L’un des reproches des nouveaux gouvernants au régime déchu, c’est le niveau d’endettement auquel il a inscrit le pays, mais aussi l’utilisation de ces prêts. Mais, si l’on en croit Thierno Alassane Sall, il n’y a pas une très grande différence dans la façon de faire des deux régimes dans ce domaine. C’est pourquoi il a interpellé le ministre des Finances et du Budget par une question orale sur les «70 émissions de titres de créance sur le marché obligataire de l’Uemoa» en une année seulement.
Exerçant sa mission de parlementaire, Thierno Alassane Sall demande à Cheikh Diba, ministre des Finances et du Budget, de s’expliquer sur quelques questions relatives au niveau d’endettement du Sénégal depuis l’arrivée du nouveau régime. A travers une question orale adressée au dit ministre, le député fait noter que «du 3 mai 2024 au 30 mai 2025, le Gouvernement du Sénégal a procédé à 70 émissions de titres de créance sur le marché obligataire de l’Uemoa, mobilisant un total de 1694 milliards de francs Cfa, d’après les données officielles publiées par l’Agence Umoa-Titres, chargée d’accompagner le Trésor public dans la mobilisation de ressources financières sur les marchés régionaux». Selon le leader de la République des Valeurs, dans ces opérations, deux types d’instruments ont été utilisés : «les Bons assimilables du Trésor (Bat), titres de créance à court terme, émis 31 fois ; et les Obligations assimilables du Trésor (Oat), titres à moyen et long terme, émis 39 fois».
960 milliards levés depuis le début de l’année
D’après Thierno Alassane Sall, cette prédominance des Oat traduit une orientation privilégiée vers le financement du fonctionnement courant de l’État, au détriment des investissements structurants.
«Plus préoccupant encore, l’année 2025 marque une accélération du recours à l’endettement.
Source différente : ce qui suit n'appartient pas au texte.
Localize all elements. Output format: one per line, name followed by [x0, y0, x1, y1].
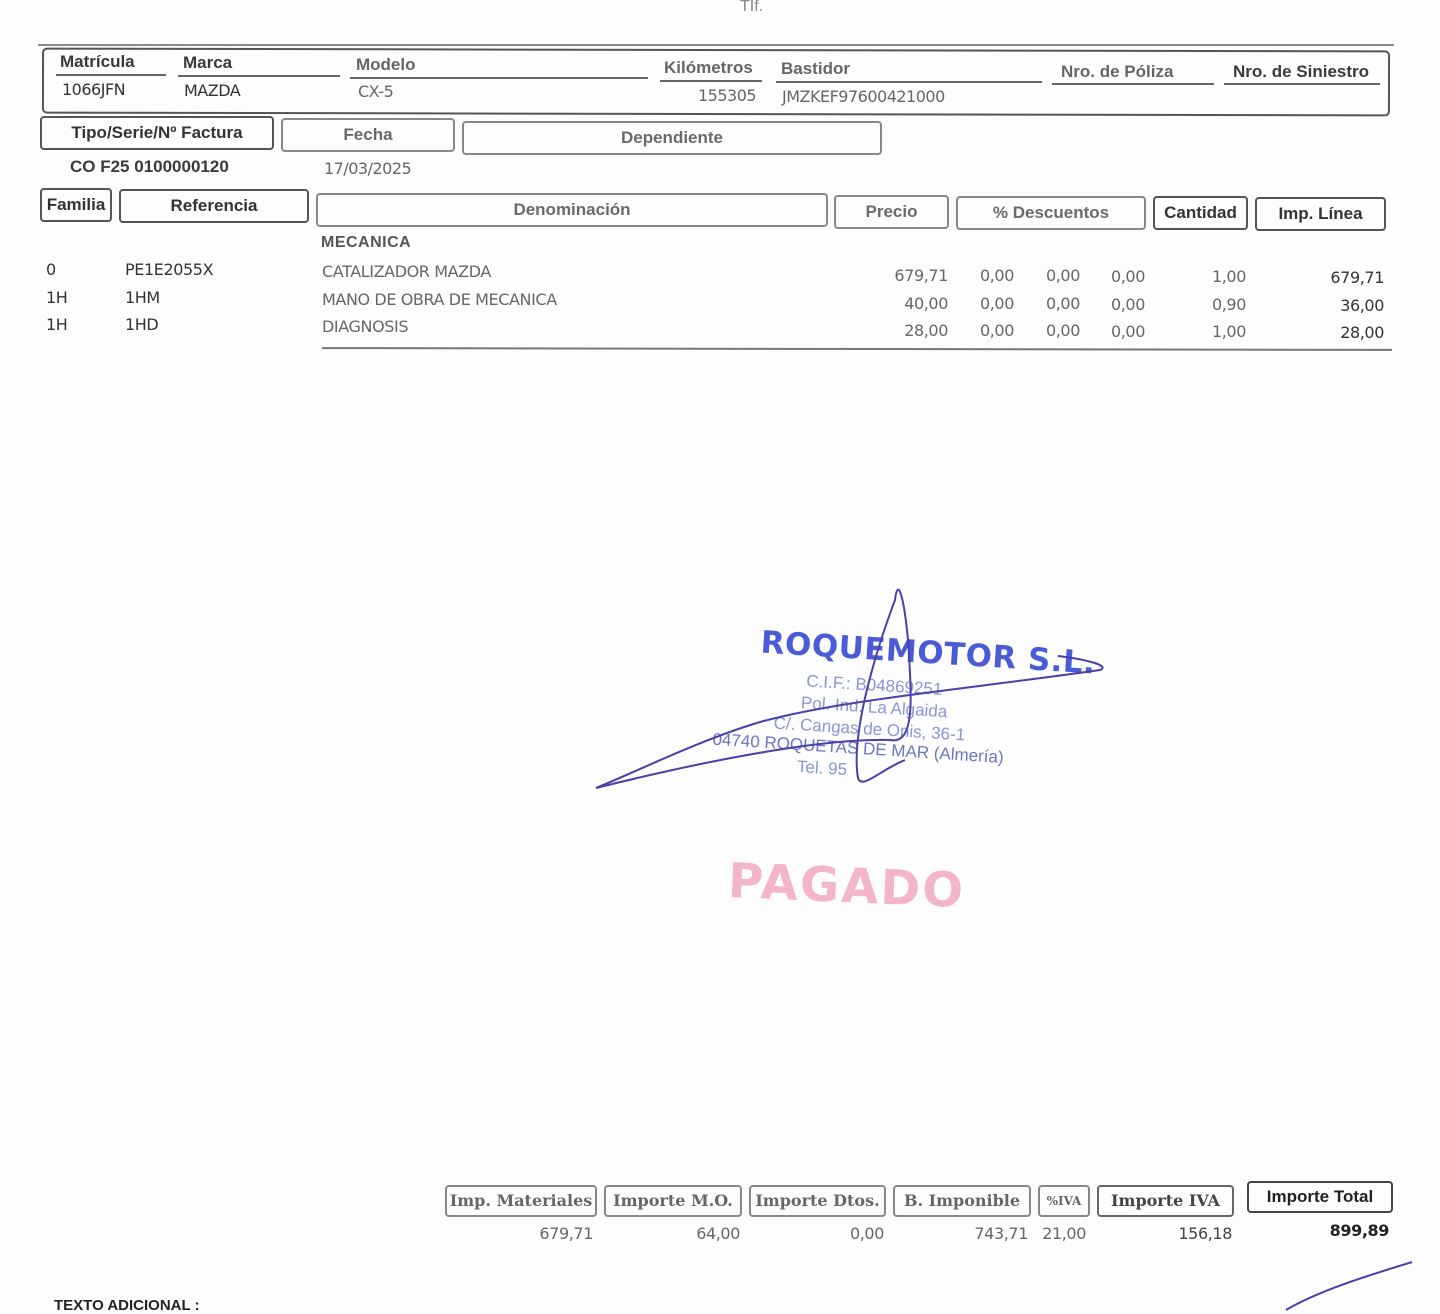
row2-familia: 1H: [46, 288, 68, 307]
row3-desc1: 0,00: [979, 321, 1014, 340]
row1-cantidad: 1,00: [1211, 267, 1246, 286]
row2-desc1: 0,00: [979, 294, 1014, 313]
row3-referencia: 1HD: [125, 315, 159, 334]
additional-text-label: TEXTO ADICIONAL :: [54, 1297, 200, 1314]
col-cantidad: Cantidad: [1153, 196, 1248, 230]
section-title: MECANICA: [321, 234, 412, 251]
total-header-iva-pct: %IVA: [1038, 1185, 1090, 1217]
row1-desc1: 0,00: [979, 266, 1014, 285]
row3-familia: 1H: [46, 315, 68, 334]
col-descuentos: % Descuentos: [956, 196, 1146, 230]
header-siniestro: Nro. de Siniestro: [1233, 62, 1370, 81]
header-modelo: Modelo: [356, 55, 416, 74]
stamp-phone: Tel. 95: [796, 757, 848, 780]
total-iva-pct: 21,00: [1042, 1224, 1086, 1243]
value-marca: MAZDA: [184, 81, 241, 100]
header-tipo-factura: Tipo/Serie/Nº Factura: [40, 116, 274, 150]
invoice-number: CO F25 0100000120: [70, 157, 229, 176]
total-header-mano-obra: Importe M.O.: [604, 1185, 742, 1217]
row3-denominacion: DIAGNOSIS: [322, 317, 409, 336]
underline-bastidor: [776, 81, 1042, 83]
col-referencia: Referencia: [119, 189, 309, 223]
value-bastidor: JMZKEF97600421000: [782, 87, 945, 106]
header-divider: [38, 44, 1394, 46]
underline-poliza: [1052, 83, 1214, 85]
paid-stamp: PAGADO: [726, 852, 967, 920]
header-marca: Marca: [183, 53, 233, 72]
underline-modelo: [350, 77, 648, 79]
underline-kilometros: [660, 80, 762, 82]
total-base: 743,71: [974, 1224, 1028, 1243]
invoice-date: 17/03/2025: [324, 159, 412, 178]
total-header-base: B. Imponible: [893, 1185, 1031, 1217]
total-materiales: 679,71: [539, 1224, 593, 1243]
signature-stroke-corner: [1285, 1261, 1413, 1311]
total-header-iva: Importe IVA: [1097, 1185, 1234, 1217]
value-matricula: 1066JFN: [62, 80, 126, 99]
row1-desc2: 0,00: [1045, 266, 1080, 285]
row2-denominacion: MANO DE OBRA DE MECANICA: [322, 290, 557, 309]
row3-precio: 28,00: [904, 321, 948, 340]
row1-familia: 0: [46, 260, 56, 279]
underline-marca: [178, 75, 340, 77]
row2-cantidad: 0,90: [1211, 295, 1246, 314]
row1-denominacion: CATALIZADOR MAZDA: [322, 262, 491, 281]
row1-precio: 679,71: [894, 266, 948, 285]
row1-desc3: 0,00: [1110, 267, 1145, 286]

Entre le 1er janvier et le 30 mai, le Gouvernement a réalisé 35 émissions, soit autant que durant les huit mois précédents (mai à décembre 2024). Les montants levés sur cette période atteignent déjà 960 milliards de francs Cfa, surpassant les 734 milliards mobilisés en 2024. Le seul mois de mai 2025 a enregistré une levée record de 499,9 milliards de francs Cfa», dit-il.
Autre fait notable, souligne le député, «sur ces 35 émissions en 2025, 24 ont pris la forme d’Oat, révélant une tendance persistante à recourir à la dette à moyen ou long terme pour couvrir des dépenses de fonctionnement, plutôt que pour financer des projets d’investissement à fort impact économique».
Ce qui inquiète le plus M. Sall, c’est que malgré l’ampleur des fonds mobilisés, ni les citoyens ni les parlementaires ne disposent à ce jour d’informations précises sur leur affectation effective. «L’absence de publication des rapports d’exécution budgétaire du quatrième trimestre 2024 et du premier trimestre 2025 entretient un climat d’opacité contraire aux principes de transparence et de bonne gouvernance. (…) ces émissions se caractérisent par des taux d’intérêt élevés et des maturités souvent courtes, ce qui accroît le risque de refinancement et aggrave la vulnérabilité budgétaire du pays à moyen terme, dans un contexte déjà marqué par un endettement public préoccupant», renseigne-t-il.
Thierno Alassane Sall veut surtout connaître dabord «la situation de l’endettement public et (les) caractéristiques des émissions», mais aussi «le niveau actuel de l’endettement public, tant intérieur qu’extérieur, depuis le 1er janvier 2024, ventilé par type d’emprunt et par créancier».
Il demande ensuite au ministre des Finances de s’expliquer sur le nombre d’émissions obligataires qui ont été réalisées sur cette période et leurs caractéristiques.
Des emprunts à taux élevés et à maturités courtes
Pour ce qui est de la justification et l’utilisation de ces fonds levés, le parlementaire s’interroge sur les «critères économiques ou stratégiques ayant conduit au recours répété à des emprunts à taux élevés et à maturités courtes, alors que des financements concessionnels semblent disponibles à des conditions plus avantageuses, mais aussi leur utilisations concrètes». Poursuivant, le leader de RV se demande si les fonds levés «ont permis de financer des investissements productifs, de couvrir des déficits budgétaires courants ou de refinancer des dettes arrivées à échéance» ?
Et en dernier lieu, le député invite Cheikh Diba à clarifier les «mesures concrètes que le Gouvernement prévoit pour freiner la dynamique de l’endettement, en garantir la soutenabilité, améliorer la gouvernance de la dette publique et assurer la publication régulière, complète et dans les délais des documents budgétaires, notamment les rapports d’exécution trimestriels».